13.09.2016

A labyrinth of fruit trees

IN ITS GARDEN OF HOPE, THE SYMPHORIEN INCLUSION CENTER HAS TRACED A LABYRINTH BY PLANTING FRUIT TREES.

After over a year of existence, the Symphorien Inclusion Center will celebrate its “cohesion day” on Saturday September 10. The French Quarter association therefore received its various partners and guests in order to show the various actions that it conducts. The program of the afternoon: visit of the different sites (home and garden of hope), distribution of helmets under the pavilion…

Despite it being dark outdoors, it also provided the opportunity to inaugurate the labyrinth of fruit trees (pomegranate, papaya, mango, avocado, guava trees) which is located in the heart of the garden of hope."The purpose of this labyrinth is to attract tourists to this site. By developing ecotourism, we hope that they will stop by rather than simply cross the area." explained Marie-Paule Rousseau-Cornette, the association’s founder and director. She specified that the shrubs are one meter high for the moment, but the idea is that they will grow to two meters in height. The garden of hope stretches over a 10,000 m2 site and is located on the heights of Oyster Pond. It therefore offers a panoramic view of the ocean and the coast.

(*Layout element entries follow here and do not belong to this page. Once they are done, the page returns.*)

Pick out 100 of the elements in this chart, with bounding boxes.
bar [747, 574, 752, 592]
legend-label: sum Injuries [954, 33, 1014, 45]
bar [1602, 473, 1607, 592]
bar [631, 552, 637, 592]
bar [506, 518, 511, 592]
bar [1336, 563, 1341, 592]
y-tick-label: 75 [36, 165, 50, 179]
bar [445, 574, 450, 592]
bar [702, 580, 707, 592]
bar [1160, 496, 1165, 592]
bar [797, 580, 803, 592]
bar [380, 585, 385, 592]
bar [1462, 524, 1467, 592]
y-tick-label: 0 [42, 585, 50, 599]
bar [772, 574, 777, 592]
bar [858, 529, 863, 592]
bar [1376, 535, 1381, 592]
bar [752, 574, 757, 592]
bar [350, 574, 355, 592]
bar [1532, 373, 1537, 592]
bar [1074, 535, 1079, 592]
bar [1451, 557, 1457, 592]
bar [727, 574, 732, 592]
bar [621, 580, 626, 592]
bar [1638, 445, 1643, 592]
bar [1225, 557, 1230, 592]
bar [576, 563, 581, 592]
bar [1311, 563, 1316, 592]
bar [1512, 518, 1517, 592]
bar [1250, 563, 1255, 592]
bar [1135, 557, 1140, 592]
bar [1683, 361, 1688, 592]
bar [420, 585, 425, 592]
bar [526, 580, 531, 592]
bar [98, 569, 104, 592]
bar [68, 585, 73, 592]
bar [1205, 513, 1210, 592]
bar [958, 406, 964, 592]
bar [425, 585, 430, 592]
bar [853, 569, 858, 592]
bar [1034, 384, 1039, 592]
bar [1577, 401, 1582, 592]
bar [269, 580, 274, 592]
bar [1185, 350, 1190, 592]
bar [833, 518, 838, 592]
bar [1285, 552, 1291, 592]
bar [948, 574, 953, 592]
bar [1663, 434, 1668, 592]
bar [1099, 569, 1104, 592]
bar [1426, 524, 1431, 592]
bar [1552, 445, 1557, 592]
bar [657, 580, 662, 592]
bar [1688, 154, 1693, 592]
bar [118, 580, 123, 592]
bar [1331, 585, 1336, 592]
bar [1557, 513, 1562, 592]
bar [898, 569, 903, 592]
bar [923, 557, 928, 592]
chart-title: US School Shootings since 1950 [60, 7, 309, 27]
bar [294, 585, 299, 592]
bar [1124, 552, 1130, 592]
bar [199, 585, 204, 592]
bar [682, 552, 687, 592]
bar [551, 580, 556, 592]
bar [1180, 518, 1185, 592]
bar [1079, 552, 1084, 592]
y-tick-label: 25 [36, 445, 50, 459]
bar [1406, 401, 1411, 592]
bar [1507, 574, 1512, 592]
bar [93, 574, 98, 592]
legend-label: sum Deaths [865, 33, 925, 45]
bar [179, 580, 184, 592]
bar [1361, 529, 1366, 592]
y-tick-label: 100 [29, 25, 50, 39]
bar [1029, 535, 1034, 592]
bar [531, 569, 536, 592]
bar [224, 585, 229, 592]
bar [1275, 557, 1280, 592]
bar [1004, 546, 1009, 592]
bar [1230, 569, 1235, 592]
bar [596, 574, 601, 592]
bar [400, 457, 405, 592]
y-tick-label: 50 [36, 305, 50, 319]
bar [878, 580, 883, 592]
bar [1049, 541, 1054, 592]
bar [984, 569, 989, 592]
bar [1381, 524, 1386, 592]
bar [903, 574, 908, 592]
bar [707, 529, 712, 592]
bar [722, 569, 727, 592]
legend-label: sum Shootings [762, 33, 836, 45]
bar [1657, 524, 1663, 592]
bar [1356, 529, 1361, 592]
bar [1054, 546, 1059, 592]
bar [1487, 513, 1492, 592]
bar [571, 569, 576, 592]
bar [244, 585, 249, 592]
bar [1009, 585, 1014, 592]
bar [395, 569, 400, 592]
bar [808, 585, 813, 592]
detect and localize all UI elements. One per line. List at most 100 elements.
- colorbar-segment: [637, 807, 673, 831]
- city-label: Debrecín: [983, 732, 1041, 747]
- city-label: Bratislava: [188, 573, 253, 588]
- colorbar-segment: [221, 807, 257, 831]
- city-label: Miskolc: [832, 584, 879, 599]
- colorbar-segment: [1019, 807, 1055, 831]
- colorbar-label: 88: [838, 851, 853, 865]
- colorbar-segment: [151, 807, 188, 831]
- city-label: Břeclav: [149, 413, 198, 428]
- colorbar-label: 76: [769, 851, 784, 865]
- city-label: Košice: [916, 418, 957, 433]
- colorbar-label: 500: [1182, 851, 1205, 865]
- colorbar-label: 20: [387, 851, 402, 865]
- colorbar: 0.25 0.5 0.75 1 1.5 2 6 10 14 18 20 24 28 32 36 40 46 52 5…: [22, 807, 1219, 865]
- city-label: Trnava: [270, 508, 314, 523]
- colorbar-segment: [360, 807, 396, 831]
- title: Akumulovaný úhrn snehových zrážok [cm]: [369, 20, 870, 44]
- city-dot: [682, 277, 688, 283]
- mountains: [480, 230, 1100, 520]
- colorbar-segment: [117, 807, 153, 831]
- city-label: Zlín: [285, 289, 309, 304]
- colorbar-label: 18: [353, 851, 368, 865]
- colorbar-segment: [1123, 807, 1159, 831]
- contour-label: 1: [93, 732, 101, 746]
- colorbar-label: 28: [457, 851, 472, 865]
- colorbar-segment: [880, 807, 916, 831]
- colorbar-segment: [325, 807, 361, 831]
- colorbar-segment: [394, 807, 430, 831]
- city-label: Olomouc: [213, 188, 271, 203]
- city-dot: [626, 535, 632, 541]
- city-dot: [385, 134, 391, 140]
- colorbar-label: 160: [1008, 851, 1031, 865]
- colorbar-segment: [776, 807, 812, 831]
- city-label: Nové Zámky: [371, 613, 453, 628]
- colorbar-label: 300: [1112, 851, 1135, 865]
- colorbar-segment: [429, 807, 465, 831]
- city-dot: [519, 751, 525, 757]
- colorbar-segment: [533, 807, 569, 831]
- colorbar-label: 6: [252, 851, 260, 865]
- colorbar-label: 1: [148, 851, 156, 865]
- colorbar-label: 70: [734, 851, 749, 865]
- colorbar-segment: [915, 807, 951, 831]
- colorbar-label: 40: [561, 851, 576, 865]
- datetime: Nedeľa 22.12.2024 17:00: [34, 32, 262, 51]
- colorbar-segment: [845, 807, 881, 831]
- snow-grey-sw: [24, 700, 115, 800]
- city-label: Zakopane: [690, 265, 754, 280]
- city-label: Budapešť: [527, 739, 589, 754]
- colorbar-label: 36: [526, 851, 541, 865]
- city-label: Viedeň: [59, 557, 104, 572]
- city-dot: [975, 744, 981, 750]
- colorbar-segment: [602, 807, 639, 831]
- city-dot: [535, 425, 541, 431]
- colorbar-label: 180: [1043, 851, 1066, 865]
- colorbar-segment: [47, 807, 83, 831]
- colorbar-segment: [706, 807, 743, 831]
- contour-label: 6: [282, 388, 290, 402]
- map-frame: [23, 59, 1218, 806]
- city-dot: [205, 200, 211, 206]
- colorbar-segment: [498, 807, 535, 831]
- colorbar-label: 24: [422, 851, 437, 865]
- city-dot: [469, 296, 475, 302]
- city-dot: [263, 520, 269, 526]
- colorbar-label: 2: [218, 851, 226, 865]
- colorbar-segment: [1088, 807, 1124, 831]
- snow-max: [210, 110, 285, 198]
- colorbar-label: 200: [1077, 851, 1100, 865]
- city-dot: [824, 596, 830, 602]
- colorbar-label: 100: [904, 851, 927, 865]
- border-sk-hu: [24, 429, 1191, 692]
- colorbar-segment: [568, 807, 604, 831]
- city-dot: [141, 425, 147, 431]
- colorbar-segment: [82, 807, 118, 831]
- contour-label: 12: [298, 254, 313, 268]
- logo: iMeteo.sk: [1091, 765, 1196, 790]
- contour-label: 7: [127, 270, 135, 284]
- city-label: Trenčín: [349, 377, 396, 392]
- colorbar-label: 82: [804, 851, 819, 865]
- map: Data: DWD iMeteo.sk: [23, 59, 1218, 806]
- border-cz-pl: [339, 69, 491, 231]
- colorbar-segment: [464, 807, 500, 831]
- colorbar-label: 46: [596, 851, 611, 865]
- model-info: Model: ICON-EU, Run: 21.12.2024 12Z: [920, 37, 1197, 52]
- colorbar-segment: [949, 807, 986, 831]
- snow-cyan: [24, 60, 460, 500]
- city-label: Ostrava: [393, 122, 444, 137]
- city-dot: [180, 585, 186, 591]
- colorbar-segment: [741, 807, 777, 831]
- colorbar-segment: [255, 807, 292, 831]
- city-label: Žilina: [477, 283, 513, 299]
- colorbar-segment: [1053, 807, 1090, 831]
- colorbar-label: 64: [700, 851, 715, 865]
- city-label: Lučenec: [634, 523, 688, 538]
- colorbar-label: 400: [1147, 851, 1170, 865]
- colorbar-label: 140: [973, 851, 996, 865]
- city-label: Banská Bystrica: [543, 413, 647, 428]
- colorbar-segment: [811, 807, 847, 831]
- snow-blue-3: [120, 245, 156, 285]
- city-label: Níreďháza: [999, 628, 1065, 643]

It was part of the CSI’s global project and was inaugurated in May 2016. Afterwards, they had to start working the land and do the landscaping, parcel after parcel. In July, the members of the association started to sow seeds and plant trees. The aim is to allow young people from French Quarter and the island in general to be able to go back to the sources by cultivating the earth, which is what Marie-Paule Rousseau calls "our wealth of days gone by". This project is being conducted with young people from the PJJ, the Fore center, the GRETA, as well as the middle school and high school as part of the SAS program which allows them to come and learn farming rather than to stay at home when they have been excluded from school. In addition to allowing the younger generations to learn a trade, this giant garden should please everyone. In the long term, you will be able to come pick the vegetables that you want to buy as is already the case on dozens of farms in the mainland. "There are already peas, peppers and spinach, but by October it will be even more beautiful" added the director.